Before signing *any* crypto-related legislation—or appointing *any* pro-crypto regulator—Trump’s organization saw its first-half 2025 revenue surge 17-fold to $864 million, over 90% of which came from crypto-related projects. According to a Wall Street Journal analysis, by early 2026, the Trump family had already cashed out at least $1.2 billion from World Liberty Financial alone. His 19-year-old son Barron is listed on the project’s website as a “DeFi Visionary.” Honestly, let’s observe five minutes of silence for whoever wrote that copy.
@fortune.com
This is the same person who called Bitcoin a “scam” in 2021—and stood on stage at the Bitcoin Conference in 2024. The crowd that spent years chanting “governments have no right to control your money” watches a sitting president profit directly from the very industry he regulates—and responds not with outrage, but by speculating on price and shouting “bull market!”

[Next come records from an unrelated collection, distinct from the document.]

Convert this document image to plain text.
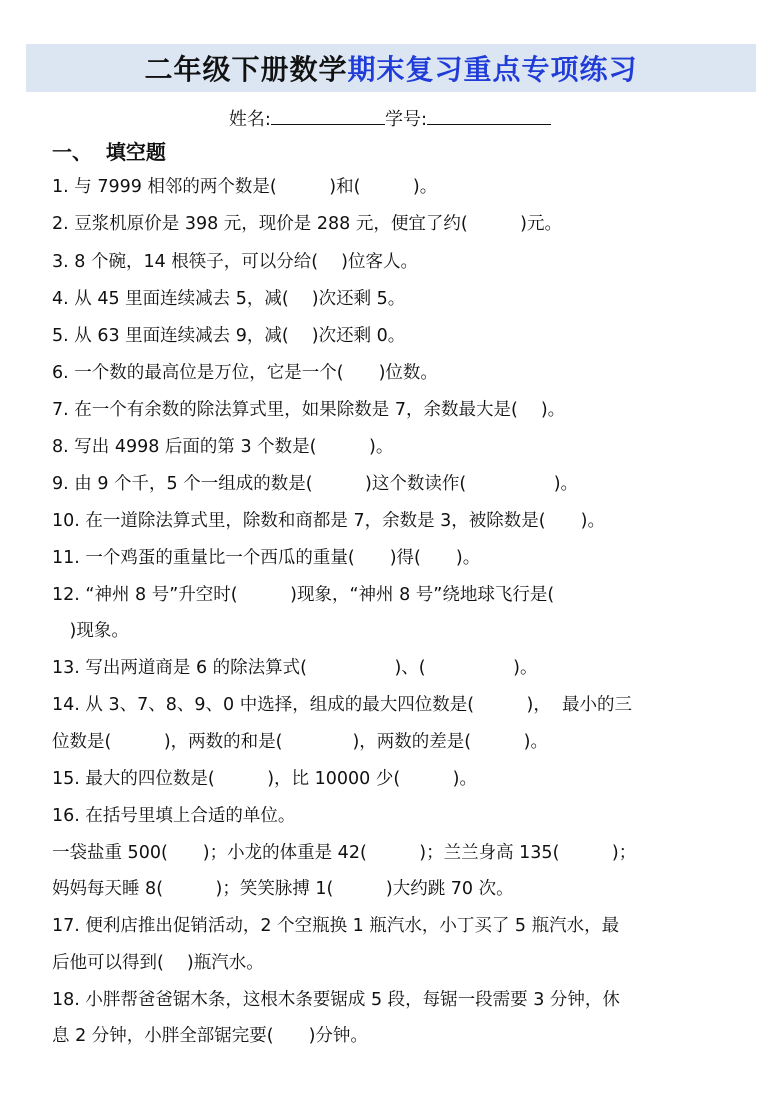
二年级下册数学 期末复习重点专项练习
姓名:	学号:
一、  填空题
1. 与 7999 相邻的两个数是(　　　)和(　　　)。
2. 豆浆机原价是 398 元，现价是 288 元，便宜了约(　　　)元。
3. 8 个碗，14 根筷子，可以分给(　 )位客人。
4. 从 45 里面连续减去 5，减(　 )次还剩 5。
5. 从 63 里面连续减去 9，减(　 )次还剩 0。
6. 一个数的最高位是万位，它是一个(　　)位数。
7. 在一个有余数的除法算式里，如果除数是 7，余数最大是(　 )。
8. 写出 4998 后面的第 3 个数是(　　　)。
9. 由 9 个千，5 个一组成的数是(　　　)这个数读作(　　　　　)。
10. 在一道除法算式里，除数和商都是 7，余数是 3，被除数是(　　)。
11. 一个鸡蛋的重量比一个西瓜的重量(　　)得(　　)。
12. “神州 8 号”升空时(　　　)现象，“神州 8 号”绕地球飞行是(
　)现象。
13. 写出两道商是 6 的除法算式(　　　　　)、(　　　　　)。
14. 从 3、7、8、9、0 中选择，组成的最大四位数是(　　　)，  最小的三
位数是(　　　)，两数的和是(　　　　)，两数的差是(　　　)。
15. 最大的四位数是(　　　)，比 10000 少(　　　)。
16. 在括号里填上合适的单位。
一袋盐重 500(　　)；小龙的体重是 42(　　　)；兰兰身高 135(　　　)；
妈妈每天睡 8(　　　)；笑笑脉搏 1(　　　)大约跳 70 次。
17. 便利店推出促销活动，2 个空瓶换 1 瓶汽水，小丁买了 5 瓶汽水，最
后他可以得到(　 )瓶汽水。
18. 小胖帮爸爸锯木条，这根木条要锯成 5 段，每锯一段需要 3 分钟，休
息 2 分钟，小胖全部锯完要(　　)分钟。
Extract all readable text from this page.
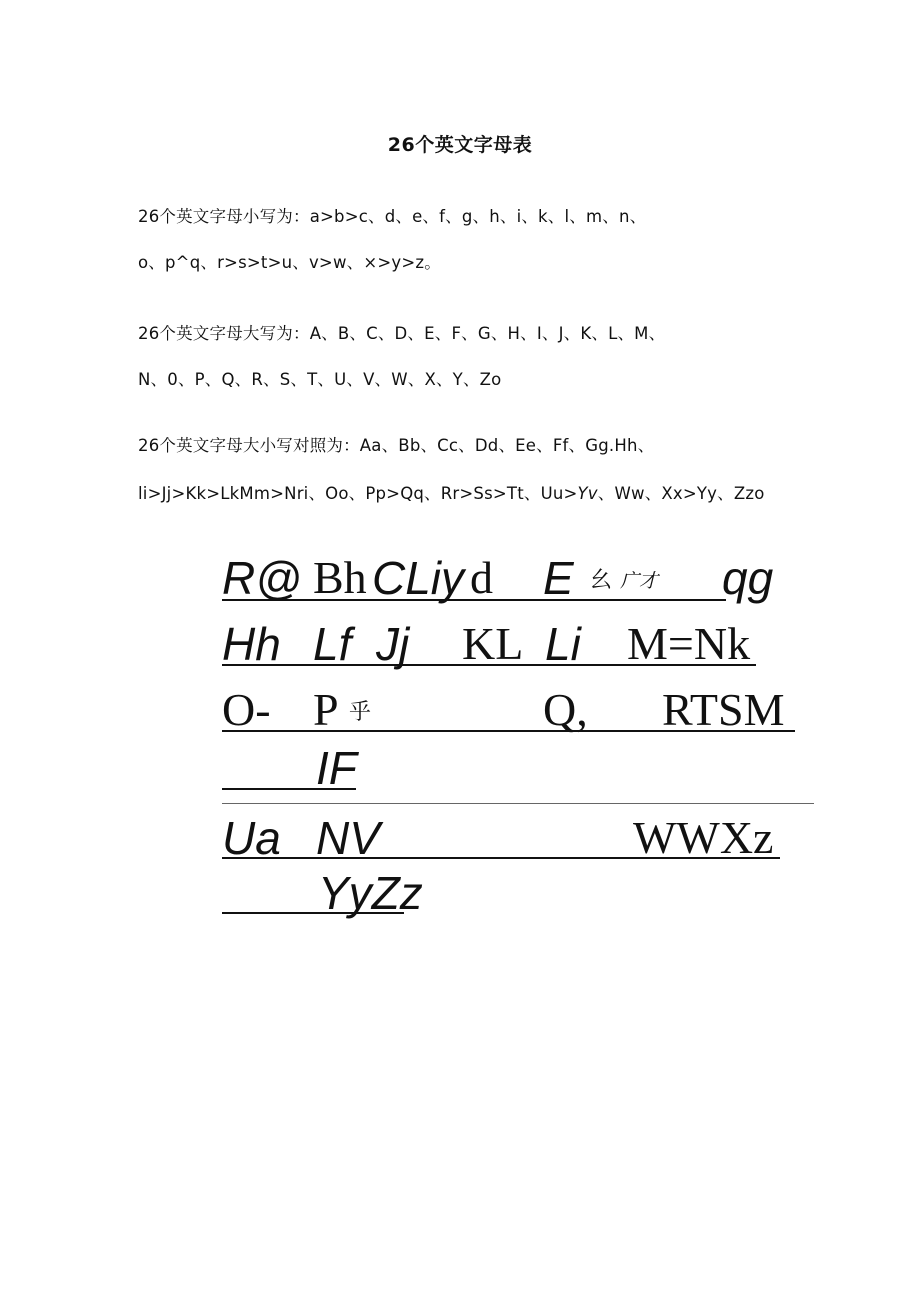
26个英文字母表
26个英文字母小写为：a>b>c、d、e、f、g、h、i、k、l、m、n、
o、p^q、r>s>t>u、v>w、×>y>z。
26个英文字母大写为：A、B、C、D、E、F、G、H、I、J、K、L、M、
N、0、P、Q、R、S、T、U、V、W、X、Y、Zo
26个英文字母大小写对照为：Aa、Bb、Cc、Dd、Ee、Ff、Gg.Hh、
li>Jj>Kk>LkMm>Nri、Oo、Pp>Qq、Rr>Ss>Tt、Uu>Yv、Ww、Xx>Yy、Zzo
R@ Bh CLiy d E 幺 广才 qg
Hh Lf Jj KL Li M=Nk
O- P 乎	Q, RTSM
IF
Ua NV	WWXz
YyZz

Economics has a concept called “revealed preference”: what you *do* reveals more about what you believe than what you *say*. And the revealed preference of the decentralization movement under real-world political scrutiny is clear: We care about decentralization—until it costs us something. After that, we care only about price.
I don’t intend to judge. I’m just documenting—because someone has to.
The feverish “we’re going to change the world” energy of 2017 and 2021 has mostly faded. The NFT crowd dispersed; people in the metaverse found other topics on which to confidently spout nonsense. What remains is quieter—less messianic, and far more honest about what it’s actually doing. Protocol layers run as designed; application layers ship astonishing products. This revolution *did* deliver practical financial infrastructure, transform how value moves globally, and make a great many people extremely wealthy.
All I want to say is this: Be honest about what you’re doing.
If you’re building a centralized exchange with better UX and crypto rails—say so. If your stablecoin is issued by a company, can freeze wallets, and holds reserves in banks—say so. If your DAO is effectively controlled by three wallets—and everyone knows it—say so. Users can handle honesty. What they can’t sustain long-term is the growing chasm between narrative and reality. Eventually, they’ll vote with their feet.
Satoshi Nakamoto has been silent for fifteen years. Perhaps he foresaw all this—and chose to watch from the shadows. Or perhaps he simply knew when to walk away.